— Арбалеты и аркебузы, стройся под мою правую руку! — Затем встал в пяти шагах от ворот, вытянул руку с мечом, указывая линию, по которой должны выстроиться подчиненные. — Пруфф, заряди еще одну пушку!
Солдаты быстро выстроились перед противником, чем удивили Волкова. Роха стал с краю строя, на место сержанта. У него в руках была аркебуза.
Пока еретики растаскивали раненых, появился офицер и стал строить их заново, отведя на десять шагов назад. Их арбалетчики кинули даже пару болтов, оба летели в Волкова, но один лишь чиркнул по кирасе, второй — враг целился в лицо — вовсе не попал. И когда кавалер был уже готов дать команду стрелять, вперед без команды вылезли Хилли-Вилли. Немало не заботясь о вражеских стрелках, они встали у всех на виду на пороге арсенала и прежде, чем кавалер успел крикнуть, чтобы мальчишки убирались в укрытие, поставили рогатину, положили на нее мушкет и выстрелили. Все было проделано быстро и нагло. Выстрелив, парни кинулись за спины товарищей.

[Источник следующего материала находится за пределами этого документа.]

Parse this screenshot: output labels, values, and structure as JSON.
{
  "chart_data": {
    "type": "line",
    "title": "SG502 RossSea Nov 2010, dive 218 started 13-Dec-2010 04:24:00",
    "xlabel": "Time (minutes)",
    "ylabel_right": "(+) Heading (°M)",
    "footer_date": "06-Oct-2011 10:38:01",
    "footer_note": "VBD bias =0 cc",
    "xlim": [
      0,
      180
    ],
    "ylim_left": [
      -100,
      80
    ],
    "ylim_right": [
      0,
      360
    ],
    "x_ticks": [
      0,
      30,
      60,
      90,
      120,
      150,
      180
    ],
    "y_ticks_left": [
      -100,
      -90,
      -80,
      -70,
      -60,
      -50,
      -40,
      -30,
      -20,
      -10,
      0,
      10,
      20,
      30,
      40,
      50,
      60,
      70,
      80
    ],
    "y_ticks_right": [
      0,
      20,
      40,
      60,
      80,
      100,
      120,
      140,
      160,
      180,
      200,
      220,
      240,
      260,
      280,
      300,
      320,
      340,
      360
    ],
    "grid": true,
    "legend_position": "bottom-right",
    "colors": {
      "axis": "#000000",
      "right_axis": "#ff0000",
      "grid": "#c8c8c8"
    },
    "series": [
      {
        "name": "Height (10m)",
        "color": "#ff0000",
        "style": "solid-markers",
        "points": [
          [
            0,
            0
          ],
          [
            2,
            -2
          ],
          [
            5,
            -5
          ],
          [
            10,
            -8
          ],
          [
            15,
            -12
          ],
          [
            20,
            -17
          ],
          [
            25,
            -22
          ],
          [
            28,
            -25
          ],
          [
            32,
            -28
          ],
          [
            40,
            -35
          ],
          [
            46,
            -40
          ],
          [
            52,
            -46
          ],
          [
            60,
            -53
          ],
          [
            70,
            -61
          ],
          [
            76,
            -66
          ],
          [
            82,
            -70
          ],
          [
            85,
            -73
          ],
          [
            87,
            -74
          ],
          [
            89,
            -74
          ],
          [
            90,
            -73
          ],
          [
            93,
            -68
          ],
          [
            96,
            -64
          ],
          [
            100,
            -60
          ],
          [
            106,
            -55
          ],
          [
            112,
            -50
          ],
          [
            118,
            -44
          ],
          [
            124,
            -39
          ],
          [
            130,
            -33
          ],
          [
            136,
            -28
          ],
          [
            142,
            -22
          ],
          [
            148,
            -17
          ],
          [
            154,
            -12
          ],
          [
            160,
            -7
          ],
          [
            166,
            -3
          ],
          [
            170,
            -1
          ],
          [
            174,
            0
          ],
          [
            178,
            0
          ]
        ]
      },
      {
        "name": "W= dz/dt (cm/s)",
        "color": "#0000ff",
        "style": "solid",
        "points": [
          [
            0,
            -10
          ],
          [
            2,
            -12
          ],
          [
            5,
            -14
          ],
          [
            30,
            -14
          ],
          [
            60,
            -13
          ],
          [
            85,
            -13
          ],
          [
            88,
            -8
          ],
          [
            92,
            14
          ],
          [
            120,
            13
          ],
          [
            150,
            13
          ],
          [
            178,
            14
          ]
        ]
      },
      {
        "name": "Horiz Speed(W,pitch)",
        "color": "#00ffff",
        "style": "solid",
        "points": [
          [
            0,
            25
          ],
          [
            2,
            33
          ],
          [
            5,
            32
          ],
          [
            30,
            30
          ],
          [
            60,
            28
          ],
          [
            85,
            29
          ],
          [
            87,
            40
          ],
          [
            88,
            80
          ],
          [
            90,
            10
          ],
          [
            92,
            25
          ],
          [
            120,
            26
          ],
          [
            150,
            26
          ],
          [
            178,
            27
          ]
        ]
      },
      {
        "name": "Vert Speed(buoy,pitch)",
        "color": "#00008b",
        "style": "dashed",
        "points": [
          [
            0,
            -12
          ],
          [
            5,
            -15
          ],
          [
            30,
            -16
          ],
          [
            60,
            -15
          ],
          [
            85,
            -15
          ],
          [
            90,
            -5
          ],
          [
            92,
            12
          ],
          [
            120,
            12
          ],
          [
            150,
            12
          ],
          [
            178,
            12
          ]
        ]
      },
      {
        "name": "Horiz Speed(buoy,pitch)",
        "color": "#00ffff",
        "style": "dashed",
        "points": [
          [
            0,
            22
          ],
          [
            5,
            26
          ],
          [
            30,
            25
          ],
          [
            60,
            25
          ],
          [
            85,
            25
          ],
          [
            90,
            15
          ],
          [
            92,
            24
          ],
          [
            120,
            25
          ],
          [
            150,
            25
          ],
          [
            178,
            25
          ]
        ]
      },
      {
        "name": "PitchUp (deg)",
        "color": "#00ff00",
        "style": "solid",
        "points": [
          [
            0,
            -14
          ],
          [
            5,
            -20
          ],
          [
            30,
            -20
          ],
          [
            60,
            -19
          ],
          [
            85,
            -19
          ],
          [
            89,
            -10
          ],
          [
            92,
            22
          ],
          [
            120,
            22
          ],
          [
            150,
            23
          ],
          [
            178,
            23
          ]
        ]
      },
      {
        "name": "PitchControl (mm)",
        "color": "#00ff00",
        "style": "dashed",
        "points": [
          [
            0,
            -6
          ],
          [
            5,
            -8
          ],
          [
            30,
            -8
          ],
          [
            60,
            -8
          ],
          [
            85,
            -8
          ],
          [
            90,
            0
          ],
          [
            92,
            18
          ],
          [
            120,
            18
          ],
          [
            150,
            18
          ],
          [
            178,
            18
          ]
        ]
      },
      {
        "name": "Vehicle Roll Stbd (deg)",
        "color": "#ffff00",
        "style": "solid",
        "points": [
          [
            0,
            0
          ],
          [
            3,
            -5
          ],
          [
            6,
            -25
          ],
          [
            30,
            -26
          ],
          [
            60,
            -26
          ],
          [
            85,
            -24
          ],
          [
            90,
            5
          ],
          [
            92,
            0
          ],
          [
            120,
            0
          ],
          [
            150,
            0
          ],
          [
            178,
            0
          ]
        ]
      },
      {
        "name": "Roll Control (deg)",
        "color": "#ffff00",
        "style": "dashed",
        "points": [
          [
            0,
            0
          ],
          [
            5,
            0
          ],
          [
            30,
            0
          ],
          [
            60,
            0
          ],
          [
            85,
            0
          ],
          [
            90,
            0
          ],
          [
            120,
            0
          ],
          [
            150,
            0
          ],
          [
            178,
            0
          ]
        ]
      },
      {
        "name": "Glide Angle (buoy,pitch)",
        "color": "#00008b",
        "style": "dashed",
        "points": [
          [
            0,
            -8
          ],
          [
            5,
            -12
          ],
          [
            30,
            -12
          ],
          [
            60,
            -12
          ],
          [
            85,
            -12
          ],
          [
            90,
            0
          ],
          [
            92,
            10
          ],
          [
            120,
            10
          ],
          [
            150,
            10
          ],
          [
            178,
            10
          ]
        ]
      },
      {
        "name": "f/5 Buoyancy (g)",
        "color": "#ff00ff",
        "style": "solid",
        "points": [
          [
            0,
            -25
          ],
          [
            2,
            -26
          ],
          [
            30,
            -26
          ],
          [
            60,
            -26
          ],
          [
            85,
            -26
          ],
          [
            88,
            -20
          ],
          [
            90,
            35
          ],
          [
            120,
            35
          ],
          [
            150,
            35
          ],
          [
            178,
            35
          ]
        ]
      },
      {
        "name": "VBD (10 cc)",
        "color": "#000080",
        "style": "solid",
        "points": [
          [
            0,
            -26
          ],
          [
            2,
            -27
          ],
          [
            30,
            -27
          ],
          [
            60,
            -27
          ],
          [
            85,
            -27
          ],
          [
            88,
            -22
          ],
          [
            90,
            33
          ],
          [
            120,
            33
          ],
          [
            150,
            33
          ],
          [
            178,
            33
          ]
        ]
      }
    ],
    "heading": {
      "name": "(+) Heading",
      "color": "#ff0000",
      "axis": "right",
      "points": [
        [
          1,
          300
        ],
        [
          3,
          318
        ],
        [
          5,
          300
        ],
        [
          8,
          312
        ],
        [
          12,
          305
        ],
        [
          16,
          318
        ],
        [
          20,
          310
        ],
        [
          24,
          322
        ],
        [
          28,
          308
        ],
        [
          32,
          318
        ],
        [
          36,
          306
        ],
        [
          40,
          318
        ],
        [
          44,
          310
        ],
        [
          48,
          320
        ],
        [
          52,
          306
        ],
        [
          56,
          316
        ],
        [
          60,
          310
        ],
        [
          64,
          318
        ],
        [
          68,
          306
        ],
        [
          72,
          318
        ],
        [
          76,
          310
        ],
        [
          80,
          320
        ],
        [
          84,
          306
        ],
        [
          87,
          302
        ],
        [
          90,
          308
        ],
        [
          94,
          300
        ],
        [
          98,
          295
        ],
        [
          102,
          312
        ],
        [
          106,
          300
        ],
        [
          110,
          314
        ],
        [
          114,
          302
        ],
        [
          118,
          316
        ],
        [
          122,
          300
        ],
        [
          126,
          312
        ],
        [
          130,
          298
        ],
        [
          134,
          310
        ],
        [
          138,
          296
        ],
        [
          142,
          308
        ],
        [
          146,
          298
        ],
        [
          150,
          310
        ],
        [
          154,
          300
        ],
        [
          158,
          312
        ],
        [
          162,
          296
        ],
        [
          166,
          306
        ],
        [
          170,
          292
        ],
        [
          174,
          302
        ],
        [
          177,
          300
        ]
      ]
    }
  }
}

Волков видел, как в отличной кирасе офицера, прямо под бугивером, появилась круглая черная дыра. Вражеский офицер удивленно опустил голову, пытаясь ее рассмотреть, даже потрогал перчаткой, а потом колени его подкосились, и он упал на бок, шлем слетел с его головы и со звоном запрыгал по камням мостовой. Офицер был мертв.
— Пали, ребята! — заорал Волков.
Все, кто был с ним, дружно выстрелили. И болты, и пули аркебуз большого урона еретикам не нанесли, достали лишь двоих. Волков убедился, что его люди отвратительные стрелки. Но и еретики не знали, что делать. Тоже пытались стрелять, но тоже без особого успеха. Хилли-Вилли после выстрела забежали за строй, перезаряжались. И тут кавалер услыхал какой-то гул за спиной, обернулся и увидел Пруффа и еще четырех солдат, которые катили по каменным плитам арсенала огромную полукартауну. Пруфф сам толкал пушку, пыхтел, его лицо багровело, и при этом он орал что было сил:
— Кавалер, в сторону, разойдитесь все, сейчас я им врежу! Все в сторону!
Кто-то схватил Волкова за руку, потянул в сторону, его люди тоже разбегались, никому не хотелось попасть под картечь. Кавалер снова прищурился, ожидая выстрела, и выстрел грянул, не так звонко, как в первые разы, но все равно громко. Картечь со страшным жужжанием понеслась по улице, но достала только одного врага. Еретики не стали ждать, пока выстрелит пушка, начали разбегаться еще раньше, чем Волкова оттащили с траектории выстрела. Теперь враги бежали, кто мог по улице на север, кто не мог — ковыляли, только четверо стояли и ждали, то ли были удивительные храбрецы, то ли разини.
— Вперед! — заорал кавалер что было сил. — В железо их, ребята! В железо!
Четверо еретиков, что не убежали, тут же были утыканы болтами и переколоты, порублены алебардами. А среди тех, кто кинулся на них первым, Волков с удивлением заметил отца Семиона.
Волков и сам не терял времени, торопил своих людей, продолжая орать:
— Гоните их, никакой пощады, и не давайте им построиться, не дайте сесть на лошадей! Лошади мои! Наши!
Но уже через двадцать шагов нога у Волкова разболелась, так что пришлось остановиться, даже Роха на деревяшке его обогнал. И все же, несмотря на то, что боль была невыносима, кавалер чувствовал себя счастливым. Это была полная победа. Он морщился, дышал носом, чуть зубами не скрипел, но не переставал думать о том, что это его первая настоящая победа в спланированном им сражении. Постепенно боль в ноге немного улеглась, и Волков кое-как добрался до костра, где кашевар еретиков варил гороховую кашу. Кавалер сел на тюк с горохом, рядом с дымящимся котлом, снял шлем, стянул подшлемник и перчатки и вытянул ногу так, чтобы не болела. Он отдыхал, глядел по сторонам и увидел у сапога своего ложку. Длинную деревянную ложку, что валялась на мостовой. Волков нагнулся за ней так, чтобы лишний раз не сгибать больную ногу, поднял, осмотрел и залез ею в горячую кашу, помешал, зачерпнул немного, поднес к губам, подул как следует и стал понемногу есть. Вокруг деловито сновали его люди, кто-то обшаривал дома, кто-то сгонял раненых и пленных, кто-то считал лошадей и подводы. Другие обыскивали убитых и снимали с них доспехи, а он ел гороховую кашу, соленую, на отличном сале, очень, очень вкусную и горячую. Кавалер уже тысячу лет не пробовал такой отличной каши.